CA plans Platinum purchase

Computer Associates International Inc. last week announced plans to purchase fellow management tools vendor Platinum Technology International Inc. for $3.5 billion in cash.

Officials of CA, which last year tried unsuccessfully to take over Computer Sciences Corp., said they approached Platinum, which was not for sale, and negotiated the deal in a week.

Federal and commercial customers will have a broader product line to choose from once the deal is final, and the two companies' sales groups will be combined, said Andrew J. Filipowski, president and chief executive officer of Platinum. Other details are to be worked out over the next two or three months, he said.

Many of Platinum's products already function with Unicenter TNG, CA's comprehensive solution for managing networks, security, program availability and other aspects of a computing environment.
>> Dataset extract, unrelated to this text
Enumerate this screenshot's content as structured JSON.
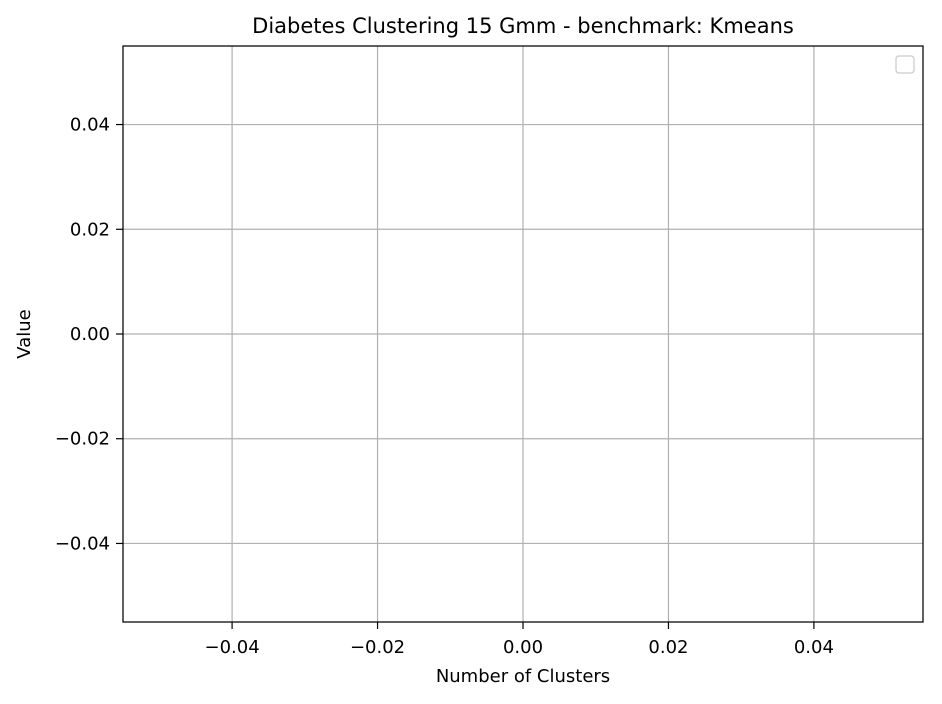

But overall, the companies' products overlap little, said Sanjay Kumar, CA's president and chief operating officer.

A key part of the deal is Platinum's expertise in knowledge management, data warehousing, database tools and application life-cycle management, which CA will use to complement Jasmine, CA's object-oriented database, Kumar said.

Some of the largest databases in the world are owned by the U.S. government, and there are numerous ways that integrated Platinum and CA technologies could help the managers of those databases improve services, said Yogesh Gupta, senior vice president of product strategy for CA.

The strength of Platinum's tools revolves around helping database users get more information from data and run databases more efficiently, Gupta said. Until now, CA clients have had to go to somebody else to get those kind of tools. "Given that we offer databases and connectivity, that is a very nice complement," he said.

Among the federal agencies that could benefit from the acquisition, Gupta cited the Internal Revenue Service, which is planning to use data mining to catch tax cheaters; the Customs Service, a user of CA's Datacom database to track imports; and the Defense Department, which uses databases for logistical information more vast than that of any multinational company.

CA's services organization also will be enhanced through the acquisition. Platinum's worldwide services group of about 1,000 people will be combined with CA's global professional services, which was launched about a year ago and employs about 3,000 people, Kumar said.

Analysts said the acquisition is a good move on CA's part for both its commercial and government businesses. Government information services managers will have a more powerful single source for databases, database connectivity products and tools, said Gopi Bala, director of management strategies research at the Yankee Group Inc. in Boston. "Platinum gives CA tremendous scale," Bala said.

Jonathan Eunice, an analyst and information technology adviser for Illuminata Inc., Nashua, N.H., said CA's announcement was preceded by a Wall Street bruising of Platinum's stock over the past six months. Platinum is a strong enterprise player, but it has struggled partly because it "goes in a lot of directions," he said.

"They have not been able, like CA and Oracle [Corp.] or even a BMC [Software Inc.], to step up and define their space and be a go-to company for a large number of customers," Eunice said.